The Hellsing Organization, a Protestant-established militia based in England, uses a super-vampire to fight hoardes of the undead, while simultaneously defending itself from the Vatican's Section XIII Iscariot and their main agent, Father Anderson, who possesses similarly supernatural healing capabilities.
There are pentagrams on Alucard's gloves (this can most likely be attributed to the Japanese usage of the symbol, not the accepted Western view of it), the first episode has a vampire posing as a priest, lots of bloody violence that both sides condone, and I don't know about the anime, but the manga starts getting into featuring a reborn Nazi army full of undead ghouls attacking England.
It deals quite extensively in the supernatural monster category, but I believe that most of the sacrilegious comments come from the usage of vampires and the ruthlessness of both Hellsing and Section XIII. Also, the Section XIII minicomics that appear at the end of most of the manga feature a German gunswoman and a peaceful Japanese nun who turns into a bloodthirsty, sword-wielding psycho when provoked, that are usually sent out to deal with cults, terrorists, and the like.
I actually like the series, but I don't know too much about the anime, since I've only seen the first episode. I have the first 5 volumes of the manga, though, and that's far, far more graphic than the TV series, that's for sure. I just keep in mind that most of this is obviously based in a fictional alternate universe.

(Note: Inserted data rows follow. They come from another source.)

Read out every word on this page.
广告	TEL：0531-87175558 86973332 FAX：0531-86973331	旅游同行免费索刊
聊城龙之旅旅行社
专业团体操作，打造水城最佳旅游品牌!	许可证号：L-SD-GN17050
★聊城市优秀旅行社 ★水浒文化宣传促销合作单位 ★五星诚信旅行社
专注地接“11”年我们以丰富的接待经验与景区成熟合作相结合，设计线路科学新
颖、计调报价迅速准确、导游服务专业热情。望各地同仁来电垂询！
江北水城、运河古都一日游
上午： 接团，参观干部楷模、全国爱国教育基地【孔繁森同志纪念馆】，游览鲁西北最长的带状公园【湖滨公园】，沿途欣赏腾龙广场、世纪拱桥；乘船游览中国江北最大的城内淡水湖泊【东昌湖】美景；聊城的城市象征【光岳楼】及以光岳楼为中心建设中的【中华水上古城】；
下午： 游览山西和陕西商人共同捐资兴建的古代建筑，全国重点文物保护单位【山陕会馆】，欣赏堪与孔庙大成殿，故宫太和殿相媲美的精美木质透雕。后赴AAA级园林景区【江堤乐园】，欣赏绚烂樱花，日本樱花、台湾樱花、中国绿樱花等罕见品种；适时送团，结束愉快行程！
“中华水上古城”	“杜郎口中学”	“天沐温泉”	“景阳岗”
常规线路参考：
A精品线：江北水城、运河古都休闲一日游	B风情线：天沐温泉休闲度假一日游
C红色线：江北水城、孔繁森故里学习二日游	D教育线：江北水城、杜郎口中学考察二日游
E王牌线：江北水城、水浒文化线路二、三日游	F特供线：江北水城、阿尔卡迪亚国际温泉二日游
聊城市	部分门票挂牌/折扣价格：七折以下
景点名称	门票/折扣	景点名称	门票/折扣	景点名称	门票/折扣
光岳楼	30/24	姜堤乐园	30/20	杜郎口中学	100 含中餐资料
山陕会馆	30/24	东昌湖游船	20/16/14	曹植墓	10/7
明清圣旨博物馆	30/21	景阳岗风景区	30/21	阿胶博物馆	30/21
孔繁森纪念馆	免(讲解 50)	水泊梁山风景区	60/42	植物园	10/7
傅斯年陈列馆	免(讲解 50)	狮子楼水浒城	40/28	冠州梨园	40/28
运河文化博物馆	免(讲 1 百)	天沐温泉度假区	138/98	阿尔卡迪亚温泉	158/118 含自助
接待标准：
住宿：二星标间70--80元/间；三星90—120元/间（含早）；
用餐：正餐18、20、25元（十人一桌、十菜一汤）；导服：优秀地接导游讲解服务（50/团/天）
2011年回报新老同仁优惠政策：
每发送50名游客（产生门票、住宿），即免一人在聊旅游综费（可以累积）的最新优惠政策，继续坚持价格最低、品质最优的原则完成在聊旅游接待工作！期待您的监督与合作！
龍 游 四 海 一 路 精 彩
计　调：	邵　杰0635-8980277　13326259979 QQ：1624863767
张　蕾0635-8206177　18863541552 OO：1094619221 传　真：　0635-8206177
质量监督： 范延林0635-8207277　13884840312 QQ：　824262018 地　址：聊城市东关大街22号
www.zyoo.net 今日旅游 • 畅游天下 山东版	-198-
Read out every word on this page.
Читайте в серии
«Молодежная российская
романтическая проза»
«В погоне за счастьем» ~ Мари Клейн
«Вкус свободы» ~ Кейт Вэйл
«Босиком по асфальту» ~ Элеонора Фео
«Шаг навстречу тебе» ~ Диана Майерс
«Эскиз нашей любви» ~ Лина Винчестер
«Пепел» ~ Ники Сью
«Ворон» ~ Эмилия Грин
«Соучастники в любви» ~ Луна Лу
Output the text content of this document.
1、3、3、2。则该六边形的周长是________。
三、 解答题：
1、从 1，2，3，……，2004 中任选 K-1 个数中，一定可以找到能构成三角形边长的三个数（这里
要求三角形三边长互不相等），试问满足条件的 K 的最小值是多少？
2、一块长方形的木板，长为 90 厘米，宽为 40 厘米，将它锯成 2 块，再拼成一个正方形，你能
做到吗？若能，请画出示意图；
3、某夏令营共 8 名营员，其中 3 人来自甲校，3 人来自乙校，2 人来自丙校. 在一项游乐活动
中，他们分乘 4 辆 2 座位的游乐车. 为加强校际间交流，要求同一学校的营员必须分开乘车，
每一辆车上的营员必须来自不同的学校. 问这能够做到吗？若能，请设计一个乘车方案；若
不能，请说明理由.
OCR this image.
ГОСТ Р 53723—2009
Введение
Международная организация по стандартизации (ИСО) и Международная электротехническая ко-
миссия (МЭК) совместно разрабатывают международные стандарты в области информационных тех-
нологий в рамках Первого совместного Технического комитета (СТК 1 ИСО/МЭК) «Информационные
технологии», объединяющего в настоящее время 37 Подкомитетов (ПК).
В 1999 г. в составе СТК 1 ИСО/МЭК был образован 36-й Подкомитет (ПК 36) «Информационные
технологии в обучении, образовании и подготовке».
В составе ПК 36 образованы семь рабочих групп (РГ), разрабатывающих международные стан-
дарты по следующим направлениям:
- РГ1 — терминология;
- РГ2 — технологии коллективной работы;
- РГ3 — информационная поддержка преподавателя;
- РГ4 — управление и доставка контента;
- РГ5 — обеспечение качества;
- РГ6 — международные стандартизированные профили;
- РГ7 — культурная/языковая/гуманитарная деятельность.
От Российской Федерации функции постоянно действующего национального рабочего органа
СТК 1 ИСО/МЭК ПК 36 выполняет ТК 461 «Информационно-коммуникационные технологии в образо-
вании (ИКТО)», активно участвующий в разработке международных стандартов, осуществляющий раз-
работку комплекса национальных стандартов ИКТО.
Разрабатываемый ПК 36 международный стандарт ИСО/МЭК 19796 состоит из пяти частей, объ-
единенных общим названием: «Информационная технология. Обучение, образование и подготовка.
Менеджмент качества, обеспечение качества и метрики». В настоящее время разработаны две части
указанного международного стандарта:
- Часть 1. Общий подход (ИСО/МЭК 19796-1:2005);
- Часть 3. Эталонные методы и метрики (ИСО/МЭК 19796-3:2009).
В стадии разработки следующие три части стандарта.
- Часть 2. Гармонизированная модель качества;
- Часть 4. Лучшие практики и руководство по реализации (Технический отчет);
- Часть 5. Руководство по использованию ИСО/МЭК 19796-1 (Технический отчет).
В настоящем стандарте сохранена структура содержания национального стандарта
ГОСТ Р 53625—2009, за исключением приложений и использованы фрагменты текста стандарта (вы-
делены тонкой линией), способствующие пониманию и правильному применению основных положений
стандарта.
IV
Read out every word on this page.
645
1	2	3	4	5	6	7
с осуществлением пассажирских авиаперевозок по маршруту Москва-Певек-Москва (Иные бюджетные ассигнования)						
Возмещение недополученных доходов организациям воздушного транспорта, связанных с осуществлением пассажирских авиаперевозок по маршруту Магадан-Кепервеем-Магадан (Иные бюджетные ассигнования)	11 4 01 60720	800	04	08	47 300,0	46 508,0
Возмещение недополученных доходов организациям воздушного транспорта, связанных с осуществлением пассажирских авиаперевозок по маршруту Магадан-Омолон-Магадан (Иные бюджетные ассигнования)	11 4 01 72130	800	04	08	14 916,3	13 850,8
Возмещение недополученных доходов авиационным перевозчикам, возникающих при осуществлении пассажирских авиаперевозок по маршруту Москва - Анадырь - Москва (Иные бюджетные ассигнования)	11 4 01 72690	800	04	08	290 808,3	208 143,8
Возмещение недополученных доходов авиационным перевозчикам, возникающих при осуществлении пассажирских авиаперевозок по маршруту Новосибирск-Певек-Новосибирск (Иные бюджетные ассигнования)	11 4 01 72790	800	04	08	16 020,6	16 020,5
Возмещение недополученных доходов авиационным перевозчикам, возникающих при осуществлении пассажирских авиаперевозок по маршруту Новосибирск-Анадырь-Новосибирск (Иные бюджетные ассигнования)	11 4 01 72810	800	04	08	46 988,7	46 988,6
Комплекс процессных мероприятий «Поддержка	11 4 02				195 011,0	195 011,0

Mostly, I would rack the 'sacrilegious themes' up to taking the mixed imagery that's incorporated into the series at face value; I wouldn't believe for an instant that it's in there to make some sort of valid point of promoting it. The manga does kind of over-accentuate the Protestant/Catholic conflict, though, which is why I would assume both sides act the way they do. Of course, that could be for flavoring as well, I don't really know.